Поступь Слейпнира: Поступь Слейпнира. Варвар для особых поручений - Ерофей Трофимов
Шрифт:
Интервал:
Закладка:
– Хочешь сойтись со мной в поединке чести? – продолжал орать Вадим, отступая в сторону, на утоптанную площадку.
Неожиданно Рыжий словно опомнился и, взяв себя в руки, ответил, медленно усаживаясь обратно:
– Нет. Поединок мне не нужен. Я звал Свейна не за этим.
– Тогда зачем? – спросил Вадим, забирая свой плащ у Рольфа.
– Мне нужна та штука, что так сильно взрывается и так яростно горит. Где ты достал её? – повернулся он к Свейну.
– Это всё он, – коротко ответил ярл, ткнув пальцем в Вадима. – Нашёл, купил, сделал. Я только выдал золото.
– Разве не ты решаешь, что нужно твоему клану, а что нет? – с сомнением спросил Олаф.
– Я. Но зачем кормить книгочея, если он не думает, как усилить клан? Так что я разделил эти заботы. Он торгует, придумывает и делает, а я смотрю, слушаю и, если мне нравится, даю деньги на задуманное.

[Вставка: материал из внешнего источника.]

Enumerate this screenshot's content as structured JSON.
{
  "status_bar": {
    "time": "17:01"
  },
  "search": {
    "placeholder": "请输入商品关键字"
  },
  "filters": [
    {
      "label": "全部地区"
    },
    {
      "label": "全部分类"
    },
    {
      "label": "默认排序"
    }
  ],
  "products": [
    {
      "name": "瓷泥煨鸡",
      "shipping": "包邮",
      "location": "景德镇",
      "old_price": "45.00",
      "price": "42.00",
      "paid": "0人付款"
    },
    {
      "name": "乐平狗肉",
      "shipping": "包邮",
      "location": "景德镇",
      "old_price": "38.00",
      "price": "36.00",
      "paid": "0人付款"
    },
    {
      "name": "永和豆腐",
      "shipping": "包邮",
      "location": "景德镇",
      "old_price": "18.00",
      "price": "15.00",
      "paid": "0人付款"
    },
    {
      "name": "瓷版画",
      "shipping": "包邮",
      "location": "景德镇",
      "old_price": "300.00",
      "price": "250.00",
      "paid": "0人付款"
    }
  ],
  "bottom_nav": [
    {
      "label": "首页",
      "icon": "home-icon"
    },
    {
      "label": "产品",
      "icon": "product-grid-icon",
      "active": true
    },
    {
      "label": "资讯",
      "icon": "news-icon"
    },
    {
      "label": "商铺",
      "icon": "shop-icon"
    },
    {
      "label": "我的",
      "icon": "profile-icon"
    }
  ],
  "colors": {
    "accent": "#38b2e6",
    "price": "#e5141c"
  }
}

– Так значит, ты богат? Если да, то почему не хочешь уплатить назначенную виру и жить как все? – спросил Олаф, в глазах которого сверкнул алчный огонёк.

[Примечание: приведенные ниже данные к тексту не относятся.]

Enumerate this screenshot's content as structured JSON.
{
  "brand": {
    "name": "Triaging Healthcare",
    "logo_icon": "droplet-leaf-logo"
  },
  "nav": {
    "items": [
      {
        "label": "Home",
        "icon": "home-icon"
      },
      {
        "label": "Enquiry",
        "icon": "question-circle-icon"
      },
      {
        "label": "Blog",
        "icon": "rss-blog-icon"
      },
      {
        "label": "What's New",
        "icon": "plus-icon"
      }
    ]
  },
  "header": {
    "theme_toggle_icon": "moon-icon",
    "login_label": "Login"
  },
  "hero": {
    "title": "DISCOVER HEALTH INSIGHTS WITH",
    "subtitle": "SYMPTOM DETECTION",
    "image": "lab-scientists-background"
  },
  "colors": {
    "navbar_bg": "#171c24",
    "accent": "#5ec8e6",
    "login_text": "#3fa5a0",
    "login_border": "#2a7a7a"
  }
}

– Как все, это как те ярлы, что с трудом переживают зиму? – не удержался от шпильки Вадим.
– Как все, это не прячась от меня, – сквозь зубы процедил Рыжий.
– А с чего ты взял, что я прячусь? – очень убедительно удивился Свейн. – Мне нет нужды прятаться. И потом, захоти я скрываться, разве позволил бы пареньку уходить к матери? Я же знал, что ты за ним пойдёшь.
Не ожидавший такого ответа Олаф только недоуменно заморгал, не понимая, что происходит. Вот теперь в дело пора было вступать Вадиму. Притворно зевнув, он повернулся к Свейну и с усмешкой сказал:
– Ярл, может нам домой вернуться? Этот Рыжий, по-моему, и сам не знает, чего от нас хочет.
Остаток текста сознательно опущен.